Das Kloster wurde im 15. Jahrhundert in der Gegend gegründet, die als Babajki bekannt ist, wo am Ufer des Flusses Ruder für den Holztransport aufbewahrt wurden. Dieser Ort liegt in der Nähe des Dorfes Bolschije Soli, zwischen Jaroslawl und Kostroma. Die Gründung des Klosters ist mit dem Auffinden eines Ikone des heiligen Nikolaus von Myra im 14. Jahrhundert verbunden, die auf einem der Ruder ankam. Ursprünglich wurde die Ikone in einem Eichenhain südlich des zukünftigen Klosters aufgestellt. Der Gründer gilt als Schüler von Sergius von Radonesch, namens Siluan.
Zar Alexei Michailowitsch schenkte dem Kloster eine Mühle. Zu Beginn des 18. Jahrhunderts besaß das Kloster umfangreiche Ländereien in der Provinz Kostroma. Im Jahr 1719 zerstörte ein Feuer einen erheblichen Teil des Klosterbesitzes und des Archivs. 1764 wurde das Kloster auf Erlass von Katharina der Großen zu den überzähligen Klöstern gezählt.

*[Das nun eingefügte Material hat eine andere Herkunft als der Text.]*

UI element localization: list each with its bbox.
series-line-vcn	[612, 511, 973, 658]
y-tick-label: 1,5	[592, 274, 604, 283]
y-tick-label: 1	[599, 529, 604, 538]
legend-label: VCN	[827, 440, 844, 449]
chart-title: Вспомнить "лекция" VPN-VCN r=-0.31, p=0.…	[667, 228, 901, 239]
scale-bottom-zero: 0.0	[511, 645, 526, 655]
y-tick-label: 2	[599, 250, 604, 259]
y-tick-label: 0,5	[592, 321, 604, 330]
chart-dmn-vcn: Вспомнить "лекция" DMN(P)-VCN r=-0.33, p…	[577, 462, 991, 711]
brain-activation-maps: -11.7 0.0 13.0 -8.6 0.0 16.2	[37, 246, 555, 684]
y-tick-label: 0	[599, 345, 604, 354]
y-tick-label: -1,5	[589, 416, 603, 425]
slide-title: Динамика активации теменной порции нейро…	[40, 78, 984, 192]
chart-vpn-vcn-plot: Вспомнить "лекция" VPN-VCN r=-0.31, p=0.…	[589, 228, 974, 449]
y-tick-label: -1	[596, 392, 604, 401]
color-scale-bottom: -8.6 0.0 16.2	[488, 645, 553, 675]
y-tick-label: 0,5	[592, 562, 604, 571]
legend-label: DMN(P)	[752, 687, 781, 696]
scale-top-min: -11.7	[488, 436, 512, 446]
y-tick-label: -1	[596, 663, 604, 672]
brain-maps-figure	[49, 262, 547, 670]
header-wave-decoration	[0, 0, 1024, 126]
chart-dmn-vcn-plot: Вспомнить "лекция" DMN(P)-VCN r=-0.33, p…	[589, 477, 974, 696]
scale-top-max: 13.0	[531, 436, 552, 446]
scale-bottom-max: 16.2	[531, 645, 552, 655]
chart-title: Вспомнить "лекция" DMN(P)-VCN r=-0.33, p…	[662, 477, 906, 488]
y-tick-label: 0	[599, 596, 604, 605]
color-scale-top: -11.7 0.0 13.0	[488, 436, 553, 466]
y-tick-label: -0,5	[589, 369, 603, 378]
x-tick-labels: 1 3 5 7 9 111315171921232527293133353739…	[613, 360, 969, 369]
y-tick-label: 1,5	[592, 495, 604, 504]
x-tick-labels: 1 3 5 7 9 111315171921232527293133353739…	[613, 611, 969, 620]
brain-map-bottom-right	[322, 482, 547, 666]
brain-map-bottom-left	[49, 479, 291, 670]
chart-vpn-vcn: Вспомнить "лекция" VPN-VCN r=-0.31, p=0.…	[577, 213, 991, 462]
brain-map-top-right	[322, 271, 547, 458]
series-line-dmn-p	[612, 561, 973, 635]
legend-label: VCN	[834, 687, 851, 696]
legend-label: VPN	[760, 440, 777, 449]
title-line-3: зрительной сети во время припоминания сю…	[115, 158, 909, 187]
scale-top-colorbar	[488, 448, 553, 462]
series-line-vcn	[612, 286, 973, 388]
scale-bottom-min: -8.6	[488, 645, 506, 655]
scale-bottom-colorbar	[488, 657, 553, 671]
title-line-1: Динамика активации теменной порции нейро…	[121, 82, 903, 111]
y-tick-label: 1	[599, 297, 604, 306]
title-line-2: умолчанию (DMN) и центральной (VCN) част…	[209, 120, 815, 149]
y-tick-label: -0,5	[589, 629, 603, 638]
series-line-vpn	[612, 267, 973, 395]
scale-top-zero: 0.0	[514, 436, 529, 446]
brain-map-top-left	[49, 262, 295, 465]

Nikolai Nekrasov besuchte oft das Babaj-Kloster, da seine Kindheit in der Nähe, am gegenüberliegenden Ufer der Wolga, im Dorf Greschnewo verbracht wurde. Das Kloster wird in seinem Gedicht „Das Leid des alten Naum“ erwähnt.
Vor der Revolution blieben die Gebäude des Klosters erhalten, das wichtigste davon war die Nikolauskirche, die im 19. Jahrhundert erbaut wurde. In den Jahren 1861 und 1867 lebte hier der Heilige Ignatius von Brjanchaninow, der Mittel für die Renovierung der Gebäude und den Bau der Kirche der Iwerer Ikone der Gottesmutter fand. Er führte ein zurückgezogenes Gebetsleben, schrieb bekannte Werke und hielt Korrespondenz mit seinen geistlichen Kindern. Nach seinem Tod im Jahr 1867 wurde er bei der kleinen Krankenhauskirche des Sergius von Radonesch beigesetzt.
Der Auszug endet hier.